The Government is steadily running out of money. Meanwhile, the pace of savings by those people who are still earning is going up. It looks like something – or someone – will have to give.
Tax returns may be down €575 million for July, but Irish people are saving at rates unseen since the early 1990s say the banks with as much as 10 to 12 per cent of disposable earning being put away for that rainy day – or worse still – the threat of unemployment.
Last week, the Postbank quarterly savings index showed that four out of the five adults surveyed are saving on a regular basis.
Three percent more men have begun saving than in the last quarterly report; 22 per cent of people are saving lump sums; 40 per cent saving regularly and 19 per cent saving both lump sums and a regular amount.
More women (41 per cent) than men (38 per cent) are regular savers. There has also been a dramatic 13 percent rise in the number of farmers who are saving, a reflection of the difficulty farmers have experienced (REPS, falling mile prices, etc) over the past year.
The amount that we save, says Postbank is still between €100 and €250 a month, not unlike the amounts that were typically saved during the five year SSIA scheme.
An ominous development, however, is that nearly half of all savers (45 per cent) believe that they will have to dip into their savings by October.
This too surely reflects the economic reality of our times: taxes are expected to go up and employment will continue to fall as the autumn and winter approaches.

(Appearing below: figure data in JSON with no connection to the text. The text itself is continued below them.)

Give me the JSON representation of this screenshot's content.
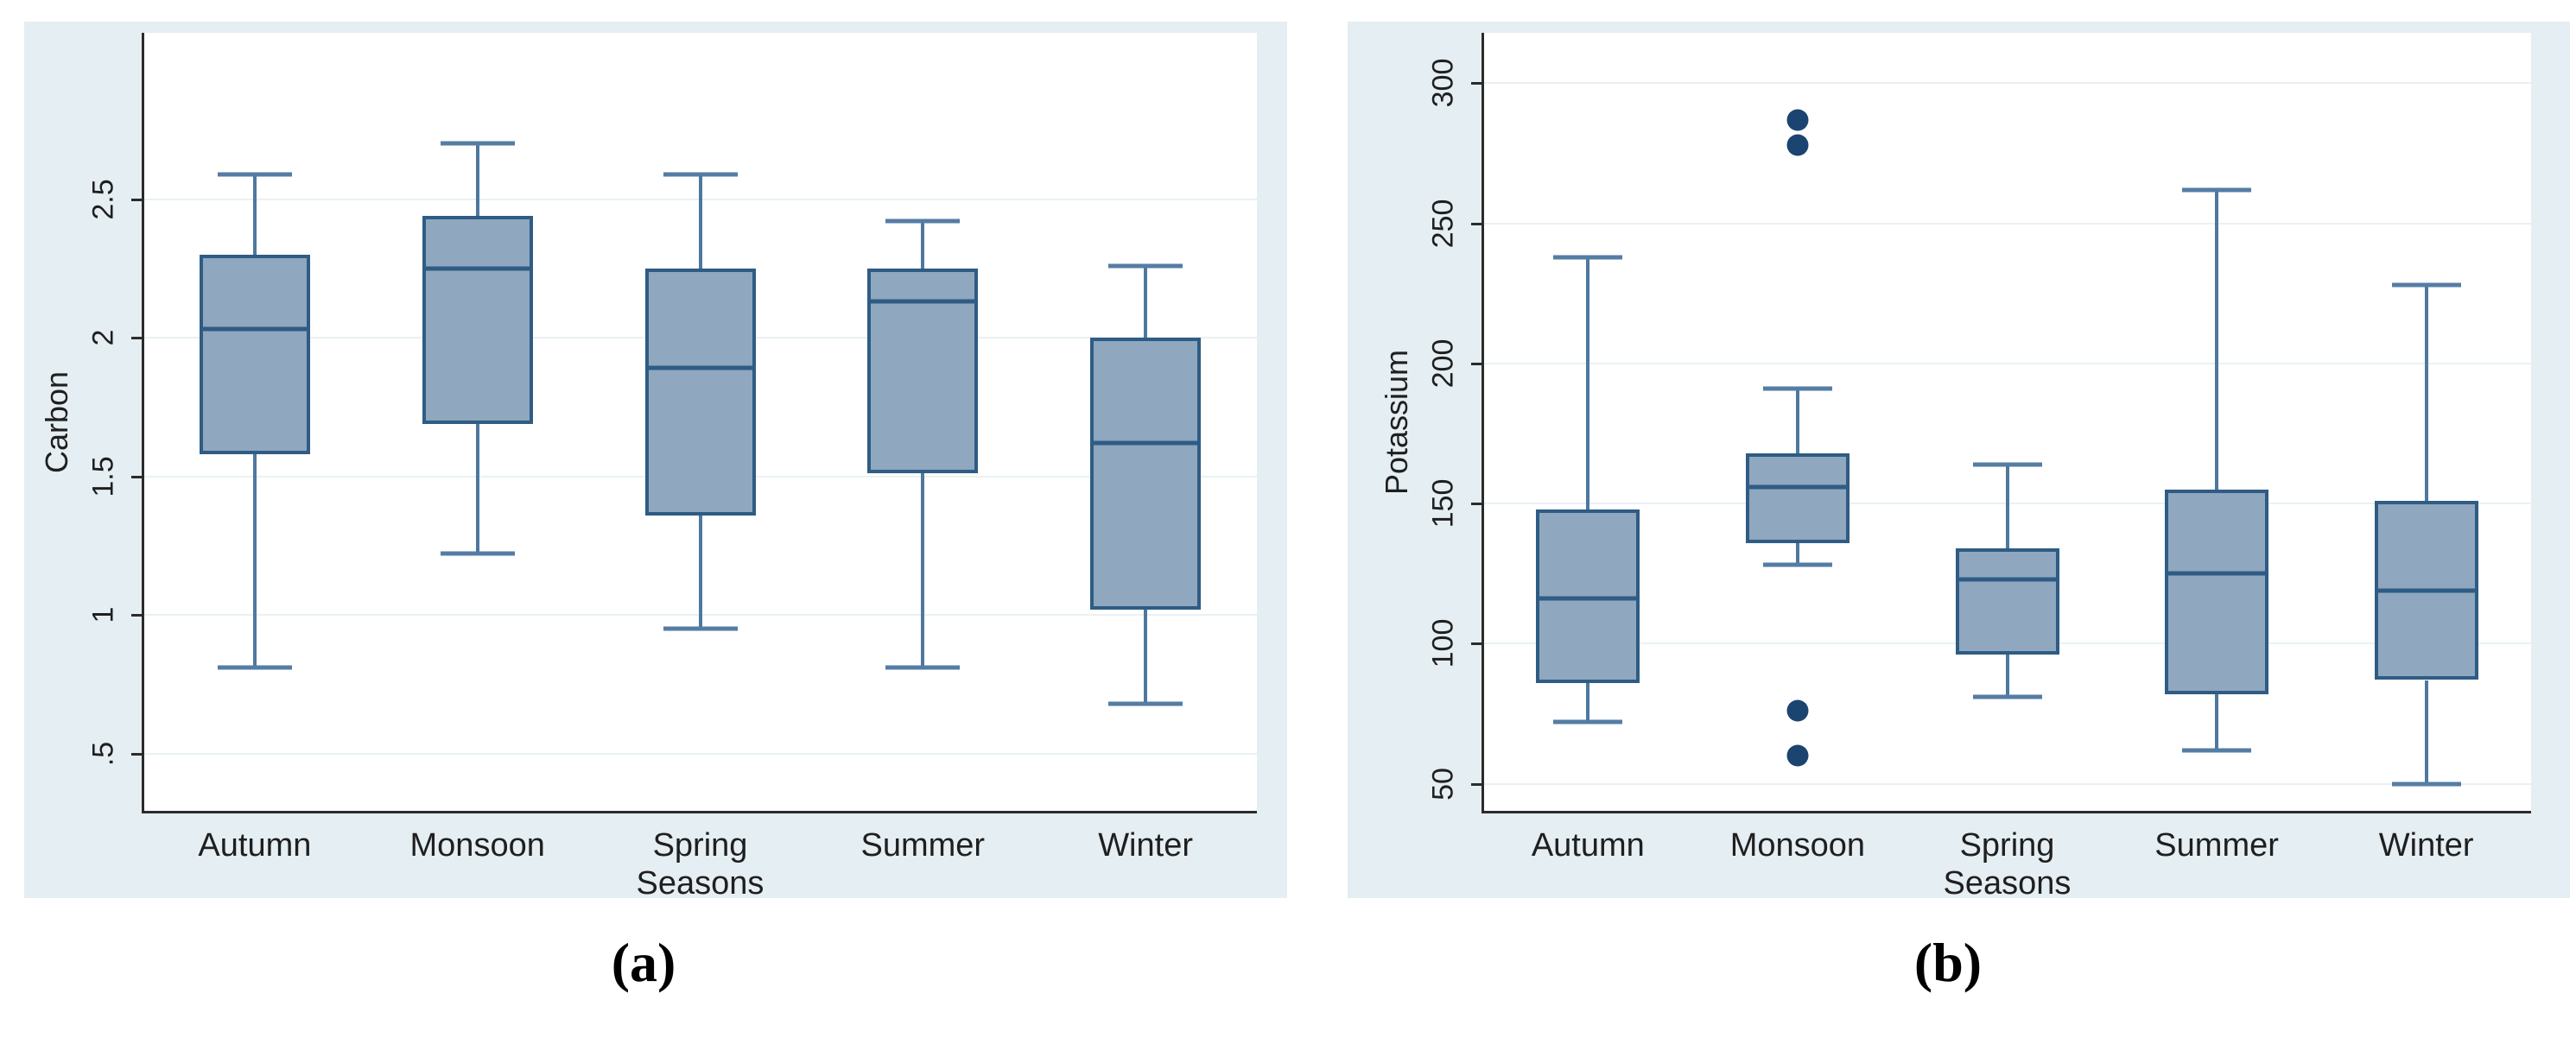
{
  "figure": {
    "caption_a": "(a)",
    "caption_b": "(b)"
  },
  "colors": {
    "panel_bg": "#e5eef2",
    "plot_bg": "#ffffff",
    "gridline": "#e9f1f4",
    "axis": "#2b2b2b",
    "text": "#1f1f1f",
    "box_fill": "#8fa7bf",
    "box_border": "#2f5c84",
    "whisker": "#4d789f",
    "whisker_cap": "#557da4",
    "outlier": "#1b4470"
  },
  "chart_data": [
    {
      "type": "box",
      "caption": "(a)",
      "ylabel": "Carbon",
      "xlabel": "Seasons",
      "categories": [
        "Autumn",
        "Monsoon",
        "Spring",
        "Summer",
        "Winter"
      ],
      "yticks": [
        0.5,
        1,
        1.5,
        2,
        2.5
      ],
      "ytick_labels": [
        ".5",
        "1",
        "1.5",
        "2",
        "2.5"
      ],
      "ylim": [
        0.29,
        3.1
      ],
      "grid": true,
      "legend": "none",
      "boxes": [
        {
          "category": "Autumn",
          "whisker_low": 0.81,
          "q1": 1.58,
          "median": 2.03,
          "q3": 2.3,
          "whisker_high": 2.59,
          "outliers": []
        },
        {
          "category": "Monsoon",
          "whisker_low": 1.22,
          "q1": 1.69,
          "median": 2.25,
          "q3": 2.44,
          "whisker_high": 2.7,
          "outliers": []
        },
        {
          "category": "Spring",
          "whisker_low": 0.95,
          "q1": 1.36,
          "median": 1.89,
          "q3": 2.25,
          "whisker_high": 2.59,
          "outliers": []
        },
        {
          "category": "Summer",
          "whisker_low": 0.81,
          "q1": 1.51,
          "median": 2.13,
          "q3": 2.25,
          "whisker_high": 2.42,
          "outliers": []
        },
        {
          "category": "Winter",
          "whisker_low": 0.68,
          "q1": 1.02,
          "median": 1.62,
          "q3": 2.0,
          "whisker_high": 2.26,
          "outliers": []
        }
      ]
    },
    {
      "type": "box",
      "caption": "(b)",
      "ylabel": "Potassium",
      "xlabel": "Seasons",
      "categories": [
        "Autumn",
        "Monsoon",
        "Spring",
        "Summer",
        "Winter"
      ],
      "yticks": [
        50,
        100,
        150,
        200,
        250,
        300
      ],
      "ytick_labels": [
        "50",
        "100",
        "150",
        "200",
        "250",
        "300"
      ],
      "ylim": [
        40,
        318
      ],
      "grid": true,
      "legend": "none",
      "boxes": [
        {
          "category": "Autumn",
          "whisker_low": 72,
          "q1": 86,
          "median": 116,
          "q3": 148,
          "whisker_high": 238,
          "outliers": []
        },
        {
          "category": "Monsoon",
          "whisker_low": 128,
          "q1": 136,
          "median": 156,
          "q3": 168,
          "whisker_high": 191,
          "outliers": [
            287,
            278,
            76,
            60
          ]
        },
        {
          "category": "Spring",
          "whisker_low": 81,
          "q1": 96,
          "median": 123,
          "q3": 134,
          "whisker_high": 164,
          "outliers": []
        },
        {
          "category": "Summer",
          "whisker_low": 62,
          "q1": 82,
          "median": 125,
          "q3": 155,
          "whisker_high": 262,
          "outliers": []
        },
        {
          "category": "Winter",
          "whisker_low": 50,
          "q1": 87,
          "median": 119,
          "q3": 151,
          "whisker_high": 228,
          "outliers": []
        }
      ]
    }
  ]
}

Most respondents, (49 per cent) are still concerned about the safety of their money over the amount of interest they receive (23 per cent) or easy access to their funds (23 per cent).
But the number of people who say they are confident or more confident about where their money is deposited has increase by six per cent to 75 per cent and is certainly much higher than it was at the end of last year when confidence in the banking sector was at its very lowest.
The security issue, while waning slightly, will remain an issue as taxpayers and earners discover how much of the €90 billion debt that Nama ends up taking on to save the banks and their property developer customers.
There is no guarantee that Nama will work, that is, prevent the fragile banks from being nationalised or going under, or even result in the easing up of credit conditions for small businesses and individual borrowers.
In light of this, savers need to continue to weigh up the return they are being offered against the security and solvency of their deposit taker (and this should also include the solvency of credit unions.)
The least indebted deposit takers operating here include the likes of An Post, Postbank, RaboDirect (RaboBank), Nationwide UK, Leeds and NIB (DanskeBank), the latter three have their deposits guaranteed by the Dutch, British and Danish deposit protection schemes.
An Post and Postbank come under the 100 per cent Irish deposit guarantee. None of these institutions are recipients of government loans or bail-outs.
That said, every extra penny in interest is better in your pocket is better than in the banks’ or the tax-man’s, yet it is beginning to look as if deposit rates are on their way down, rather than up over the short term.
Even lenders in receipt of government bail-outs have been suggesting in recent weeks that they must shore up their still negative balance sheets by increasing the rate of interest they charge borrowers, while tightening up deposit rates. You need to review your rate regularly if you are to maximise your return.
If some Keynesian economists had their way (and some very prominent ones are now making these suggestions in the US), savings would be taxed even higher than they are and banks would charge a negative interest rate for the privilege of leaving your money with them.
This, they suggest, would incentivise people to spend their money and to even borrow money again; in turn this spending would help their struggling economy to recover.
Keynesians believe when consumers will not or cannot spend any more, the government should do so on projects that create jobs using.
As daft ideas go, making savers pay for the pleasure of leaving their money in a bank pretty much tops the list.
If our savings are ever targeted in such a way, I doubt if anyone will simply allow their hard earned cash to be confiscated this way.
Instead, I expect even more people will resort to hoarding and stuffing cash into their mattresses, will send it off-shore and resort to trading in the black economy.
They may even end up buying assets are not so easy to tax or devalue (through higher state spending) – gold, silver and other scarce or precious asset.
Higher savings is going to be one of the most important components of our national and global economic recovery.
It’s just a shame that central bankers and politicians, not to mention the high street banks, still haven’t grasped the fact that the only thing that happens to a society that has resorted to too much borrowing and spending …is to make it poorer.